If the data you desire from the downstream INCOM device is not stored within the mMINT Modbus register map, you can send what is called a "pass-through" message using the Modbus protocol that the mMINT will interpret as special instructions to fetch data from an INCOM device.  That process requires two (or more) Modbus messages and is graphically shown below.



Besides the instruction manual that you can download from the Eaton web site, I also wrote a few other app notes that might help.

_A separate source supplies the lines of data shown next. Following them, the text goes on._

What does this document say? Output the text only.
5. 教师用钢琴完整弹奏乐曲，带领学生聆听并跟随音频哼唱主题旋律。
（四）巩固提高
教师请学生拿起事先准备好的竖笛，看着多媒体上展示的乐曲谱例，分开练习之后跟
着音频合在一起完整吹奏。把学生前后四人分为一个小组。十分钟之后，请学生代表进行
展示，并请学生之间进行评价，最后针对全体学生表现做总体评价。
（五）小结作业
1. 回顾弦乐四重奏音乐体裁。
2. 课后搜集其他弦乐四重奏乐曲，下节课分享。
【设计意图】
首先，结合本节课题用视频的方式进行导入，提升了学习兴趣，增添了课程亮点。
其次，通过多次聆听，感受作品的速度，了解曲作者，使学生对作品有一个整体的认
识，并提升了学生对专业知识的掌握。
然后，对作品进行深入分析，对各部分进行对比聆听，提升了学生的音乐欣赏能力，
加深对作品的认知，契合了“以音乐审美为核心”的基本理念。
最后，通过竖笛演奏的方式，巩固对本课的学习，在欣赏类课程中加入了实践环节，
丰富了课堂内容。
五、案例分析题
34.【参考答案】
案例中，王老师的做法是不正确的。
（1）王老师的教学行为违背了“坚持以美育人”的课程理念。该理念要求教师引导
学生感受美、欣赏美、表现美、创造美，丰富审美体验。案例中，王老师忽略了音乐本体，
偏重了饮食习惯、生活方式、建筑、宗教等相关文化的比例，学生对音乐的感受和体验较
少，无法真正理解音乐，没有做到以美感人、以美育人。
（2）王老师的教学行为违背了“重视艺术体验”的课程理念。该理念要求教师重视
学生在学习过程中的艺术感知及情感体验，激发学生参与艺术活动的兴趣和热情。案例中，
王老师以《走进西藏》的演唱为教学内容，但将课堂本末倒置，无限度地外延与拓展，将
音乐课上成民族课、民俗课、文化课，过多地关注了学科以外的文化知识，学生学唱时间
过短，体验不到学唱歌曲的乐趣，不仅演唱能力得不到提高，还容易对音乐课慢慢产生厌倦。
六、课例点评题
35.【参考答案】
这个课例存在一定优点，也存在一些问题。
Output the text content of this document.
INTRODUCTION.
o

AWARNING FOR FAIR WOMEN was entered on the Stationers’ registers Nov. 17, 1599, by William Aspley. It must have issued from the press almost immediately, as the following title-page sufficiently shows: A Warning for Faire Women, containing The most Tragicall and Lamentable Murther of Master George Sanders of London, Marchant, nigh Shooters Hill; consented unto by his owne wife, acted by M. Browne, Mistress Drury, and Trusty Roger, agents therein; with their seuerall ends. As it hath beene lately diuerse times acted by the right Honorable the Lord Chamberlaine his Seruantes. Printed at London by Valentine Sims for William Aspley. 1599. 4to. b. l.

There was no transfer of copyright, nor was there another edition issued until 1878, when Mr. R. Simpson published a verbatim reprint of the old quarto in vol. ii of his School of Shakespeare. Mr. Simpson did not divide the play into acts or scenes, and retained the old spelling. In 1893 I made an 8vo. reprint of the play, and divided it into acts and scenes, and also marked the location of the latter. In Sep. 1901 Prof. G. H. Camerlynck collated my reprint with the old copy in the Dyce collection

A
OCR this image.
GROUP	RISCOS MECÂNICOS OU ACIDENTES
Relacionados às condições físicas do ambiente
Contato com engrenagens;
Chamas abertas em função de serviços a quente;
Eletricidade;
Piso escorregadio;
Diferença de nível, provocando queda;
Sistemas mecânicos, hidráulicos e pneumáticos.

• Modbus MINT Application (attached below)
• IQ/Digitrip Communications
• Transfer Switch Communications

Troubleshooting:
Following the instructions in the Modbus MINT Application document attached, but some key things to watch:

No response?

• Make sure downstream devices are powered up!  Trip units, for example, won't respond unless sufficient current is flowing through them (or the optional auxiliary power supply is installed) because the microprocessor is not powered
• If using a subnet master on the INCOM network (like a Breaker Interface Module or BIM), make sure you have uploaded the subnetwork routing table to the mMINT.  See article on Subnetwork Routing below.
• Check 485 polarity (some devices use A & B, but the meaning of A & B (is A + or -?) changes between vendors. 
• Check 485 termination switch (only close if at end of line).  If the mMINT is not at the end of the 485 line, make sure SW3 is OFF.
  
  If the mMINT is a the end of a 485 line, make sure SW3 is ON.
  

Invalid Responses

• Check 485 termination switch (only close if at end of line).
• INCOM devices disconnecting?  The mMINT will remember that an INCOM device was there so if a Modbus request arrives for that (previously available) INCOM device, the mMINT will respond with an error oinly for the first 5 attempts.  After 5 attempts the mMINT will stop responding with a Modbus error message and instead go silent until the INCOM device at that address once again is restored to operation.